DESCRIPTION (provided by applicant): The overall objective of the proposed research is to develop enhanced anomalous diffraction methods for analyzing structures of biological macromolecules. We build on our recent accomplishments at New York Structural Biology Center (NYSBC) beamlines at Brookhaven's National Synchrotron Light Source (NSLS) and worldwide experience showing that multiwavelength anomalous diffraction (MAD) and SAD, MAD's single-wavelength counterpart, now predominate for de novo determinations of three- dimensional structures for biological macromolecules. We propose to optimize SAD and MAD phasing procedures by meeting the demands of compelling applications to current problems of biological significance. Biologically exciting problems motivate the development of appropriate tools, and forefront methods accelerate the solution of structures for systems of biological and medical significance. The overall objective is embodied in four specific aims: (1) we propose to enhance SAD phasing procedures for challenging problems such as selenomethionyl proteins at low resolution and only-light-atom native structures. A focus is on improved methods for increasing signal-to-noise ratios for anomalous diffraction by combining data from many crystals. (2) We propose to enhance MAD procedures for accurate experimental phase evaluation. Data collection strategies will be devised to mitigate radiation damage and minimize systematic errors. (3) We propose to develop procedures for low-energy anomalous diffraction experiments. We will develop experimental procedures and design instrumentation for low-energy (3 - 7 keV) experiments aiming to enhance anomalous signal from light atoms such as sulfur and phosphorous. (4) We propose to develop automation and enhanced procedures to facilitate SAD and MAD analyses from many crystals. A first priority is to encode and disseminate our current multi-crystal SAD process in convenient software.

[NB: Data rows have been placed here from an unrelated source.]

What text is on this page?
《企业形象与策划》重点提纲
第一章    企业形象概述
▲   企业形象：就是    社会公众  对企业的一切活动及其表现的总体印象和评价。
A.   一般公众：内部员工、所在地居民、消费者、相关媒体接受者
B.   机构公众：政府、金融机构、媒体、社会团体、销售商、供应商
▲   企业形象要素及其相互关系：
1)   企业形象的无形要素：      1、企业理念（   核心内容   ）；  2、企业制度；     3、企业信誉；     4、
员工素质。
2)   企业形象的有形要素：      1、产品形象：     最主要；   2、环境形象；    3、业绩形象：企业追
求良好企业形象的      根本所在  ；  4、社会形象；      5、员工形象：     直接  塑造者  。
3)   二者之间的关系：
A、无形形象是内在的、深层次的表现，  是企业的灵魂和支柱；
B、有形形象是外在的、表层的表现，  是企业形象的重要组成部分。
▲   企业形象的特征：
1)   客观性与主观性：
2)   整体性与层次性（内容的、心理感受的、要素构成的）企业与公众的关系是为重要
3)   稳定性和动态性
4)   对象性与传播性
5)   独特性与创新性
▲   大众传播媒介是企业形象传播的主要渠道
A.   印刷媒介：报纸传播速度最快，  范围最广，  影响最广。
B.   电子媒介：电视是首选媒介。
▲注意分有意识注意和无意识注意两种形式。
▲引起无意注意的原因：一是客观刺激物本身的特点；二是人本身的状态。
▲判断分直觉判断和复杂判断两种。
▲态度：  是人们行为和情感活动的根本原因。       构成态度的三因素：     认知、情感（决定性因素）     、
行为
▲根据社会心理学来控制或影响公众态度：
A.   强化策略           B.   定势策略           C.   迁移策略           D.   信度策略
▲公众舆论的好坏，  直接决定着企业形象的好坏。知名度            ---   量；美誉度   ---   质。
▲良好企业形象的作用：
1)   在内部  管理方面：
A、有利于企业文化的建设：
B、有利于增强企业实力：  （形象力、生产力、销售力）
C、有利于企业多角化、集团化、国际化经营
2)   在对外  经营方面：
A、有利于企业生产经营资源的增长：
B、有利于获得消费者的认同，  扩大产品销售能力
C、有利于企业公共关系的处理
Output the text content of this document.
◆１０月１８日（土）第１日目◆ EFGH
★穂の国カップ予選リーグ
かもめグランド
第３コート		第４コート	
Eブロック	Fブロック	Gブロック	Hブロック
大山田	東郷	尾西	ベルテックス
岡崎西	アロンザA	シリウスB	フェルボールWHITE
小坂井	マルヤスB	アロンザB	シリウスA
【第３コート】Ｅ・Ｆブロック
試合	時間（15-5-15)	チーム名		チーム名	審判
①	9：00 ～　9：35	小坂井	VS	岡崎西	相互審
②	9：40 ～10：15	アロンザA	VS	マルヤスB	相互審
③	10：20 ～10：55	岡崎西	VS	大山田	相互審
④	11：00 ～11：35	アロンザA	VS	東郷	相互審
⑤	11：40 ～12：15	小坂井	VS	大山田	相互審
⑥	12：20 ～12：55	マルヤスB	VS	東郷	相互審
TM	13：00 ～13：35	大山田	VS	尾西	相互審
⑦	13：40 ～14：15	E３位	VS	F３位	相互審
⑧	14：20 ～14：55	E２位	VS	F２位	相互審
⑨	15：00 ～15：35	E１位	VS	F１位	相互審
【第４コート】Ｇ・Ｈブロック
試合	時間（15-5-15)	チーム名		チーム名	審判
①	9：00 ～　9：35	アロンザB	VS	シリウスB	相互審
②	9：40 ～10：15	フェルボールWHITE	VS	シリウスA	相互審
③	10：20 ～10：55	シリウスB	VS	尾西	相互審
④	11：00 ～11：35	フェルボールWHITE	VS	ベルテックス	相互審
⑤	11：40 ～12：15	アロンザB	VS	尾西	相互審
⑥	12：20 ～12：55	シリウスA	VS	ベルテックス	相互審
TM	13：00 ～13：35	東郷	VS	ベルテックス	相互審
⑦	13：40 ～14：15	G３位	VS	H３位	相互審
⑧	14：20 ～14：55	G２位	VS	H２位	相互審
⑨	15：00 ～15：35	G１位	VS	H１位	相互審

描述（由申请人提供）：拟议研究的总体目标是开发增强的异常衍射方法，用于分析生物大分子的结构。 We build on our recent accomplishments at New York Structural Biology Center (NYSBC) beamlines at Brookhaven's National Synchrotron Light Source (NSLS) and worldwide experience showing that multiwavelength anomalous diffraction (MAD) and SAD, MAD's single-wavelength counterpart, now predominate for de novo determinations of three- dimensional structures for biological macromolecules.我们建议通过满足对当前生物学意义问题的强制性应用的要求来优化悲伤和疯狂的分阶段程序。生物学上令人兴奋的问题激发了适当的工具的开发，而前沿方法可以加快生物学和医学意义系统的结构解决方案。总体目标体现在四个具体目的中：（1）我们建议增强诸如低分辨率和唯一光明原子天然结构的挑战性问题（例如硒甲甲基蛋白）的挑战性问题。通过组合来自许多晶体的数据，重点是改进的方法，用于提高信噪比的异常衍射。 （2）我们建议增强MAD程序以进行准确的实验阶段评估。数据收集策略将设计以减轻辐射损害并最大程度地减少系统错误。 （3）我们建议开发用于低能量异常衍射实验的程序。我们将开发实验程序和设计仪器，用于低能（3-7 KEV）实验，旨在增强硫和磷等光原子的异常信号。 （4）我们建议开发自动化和增强程序，以促进许多晶体的悲伤和疯狂分析。首要任务是在方便软件中编码和传播我们当前的多晶体SAD过程。